Coppola is going out on a limb both creatively and in how he’s presenting the work. Rather than attempt a wide, or even art-house release, he’s planning on a roadshow presentation in 30 cities. (Kevin Smith did this very effectively with Red State, which will be going into wide release in October.) Taking it a step further, Francis Ford Coppola is reaching back to the origins of cinema and is bringing live elements to the showings. Composer Dan Deacon will be creating the score live for every screening. During the panel, Deacon and Coppola demonstrated that not only the score, but the film itself, can be edited on the fly. 30 screenings could result in 30 different versions of the film and score. There was even an indication that if cast members like Kilmer participate in the screenings, dialogue may be performed live. There’s no denying that Twixt is an incredibly risky venture, both creatively and fiscally, but with the rash of reboots, remakes, and reimaginings on the horizon, these are risks that ought to be taken.

Glee. Glee in 3D. Glee the Concert Movie in 3D with a lot of fan footage. Hardcore Gleeks may be overjoyed by the prospect, but I was left cold. A concert film should be a concert film, and making it half performance-half fandom documentary seems like the producers were trying to do too much. Add in the exploitative use of 3D, which felt like a money grab more than a way to bring the audience into the experience, and I’m forced to say this should be direct-to-video. The performances were energetic and professional, and the members of the production team and cast on the panel were lively and engaging, but I don’t see this translating well to the big screen.

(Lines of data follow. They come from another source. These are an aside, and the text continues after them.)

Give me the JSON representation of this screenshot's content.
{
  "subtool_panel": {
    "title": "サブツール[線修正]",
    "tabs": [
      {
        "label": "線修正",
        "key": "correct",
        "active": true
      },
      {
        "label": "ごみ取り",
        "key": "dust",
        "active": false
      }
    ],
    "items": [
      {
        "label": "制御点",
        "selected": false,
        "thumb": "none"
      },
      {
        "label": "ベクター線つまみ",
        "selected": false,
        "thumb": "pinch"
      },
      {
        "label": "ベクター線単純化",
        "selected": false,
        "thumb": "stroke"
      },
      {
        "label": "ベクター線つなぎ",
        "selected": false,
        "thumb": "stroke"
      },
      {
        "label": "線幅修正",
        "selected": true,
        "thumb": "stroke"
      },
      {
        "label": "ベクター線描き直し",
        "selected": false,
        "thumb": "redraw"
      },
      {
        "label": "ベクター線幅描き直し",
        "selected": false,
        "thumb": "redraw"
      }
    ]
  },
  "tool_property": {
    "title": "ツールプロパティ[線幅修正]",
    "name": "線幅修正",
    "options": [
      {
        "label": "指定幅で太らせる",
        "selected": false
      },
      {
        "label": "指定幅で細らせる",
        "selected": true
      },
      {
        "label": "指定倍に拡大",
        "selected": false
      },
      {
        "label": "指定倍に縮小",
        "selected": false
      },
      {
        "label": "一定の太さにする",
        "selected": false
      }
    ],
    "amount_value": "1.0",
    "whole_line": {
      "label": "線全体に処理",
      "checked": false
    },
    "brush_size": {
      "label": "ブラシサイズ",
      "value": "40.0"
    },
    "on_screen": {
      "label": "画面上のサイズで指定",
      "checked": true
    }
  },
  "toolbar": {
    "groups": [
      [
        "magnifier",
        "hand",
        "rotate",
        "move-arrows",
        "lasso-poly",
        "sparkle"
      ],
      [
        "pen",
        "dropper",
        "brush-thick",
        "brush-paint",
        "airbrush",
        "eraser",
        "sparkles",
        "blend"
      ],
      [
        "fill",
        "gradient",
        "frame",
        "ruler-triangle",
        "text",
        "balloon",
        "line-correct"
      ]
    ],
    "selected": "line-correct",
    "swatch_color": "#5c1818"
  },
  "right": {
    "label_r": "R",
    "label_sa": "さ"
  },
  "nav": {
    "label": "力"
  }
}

Tarsem Singh is a visual filmmaker. This seems obvious, given that film is a visual medium. We’ve all seen talky films, some of which work, and some don’t. Those are not the films Singh makes. The Cell and The Fall utilize the technical craft and creative eye of the filmmaker in ways that make dialogue superfluous. (Yes, many of us who love The Cell wish there hadn’t been any dialogue at all.) Immortals, in telling the myth of Theseus, has the potential to be just as visually arresting as The Cell, and to make us wish there were no dialogue. The use of 3D is justified, and seems to be used to enhance rather than cover the flaws of the film. It’s difficult to tell how flawed the film may be. The panel, moderated by Geoff Boucher, did not leave me with the impression that the cast was 100% on board with Immortals. While Singh, Stephen Dorff, Luke Evans and Frida Pinto all spoke eloquently, (Dorff and Evans in particular seem to relish alternating between small films and blockbusters,) Henry Cavill seemed uncomfortable and reticent, and Kellan Lutz came off as either snarky or flat-out dumb. Lutz repetitively referred to Poseidon as, “The god of wetness. . . and saltiness.” The teaser was shown in both 3- and 2D, and in my opinion, the 3D is unnecessary.

It’s likely that Immortals will perform well at the box office, with audiences drawn in by the vivid visuals as well as interest in seeing Cavill prior to his role as Superman.

I think we’ve reached a tipping point with mass use of 3D when it’s being used in a concert film. That we’re seeing a move away from conversion 3D is encouraging. Perhaps, moving forward, we’ll see more filmmakers using the technology in creative ways. Twixt represents an experiment on many levels, while Immortals is a big-budget film with a director that understands that what the audience sees can have more impact than what’s said. The next step in 3D will be Peter Jackson’s The Hobbit, beginning in 2013. Jackson is shooting at 48fps, which may alleviate the eye-brain lag for audiences who experience headaches and nausea when watching 3D. If so, perhaps there’s hope for the technology. In the meantime, we’re still watching studios put out films in 3D when it’s not merited and doesn’t add anything to the experience. As for me, I’m mostly sticking with 2D.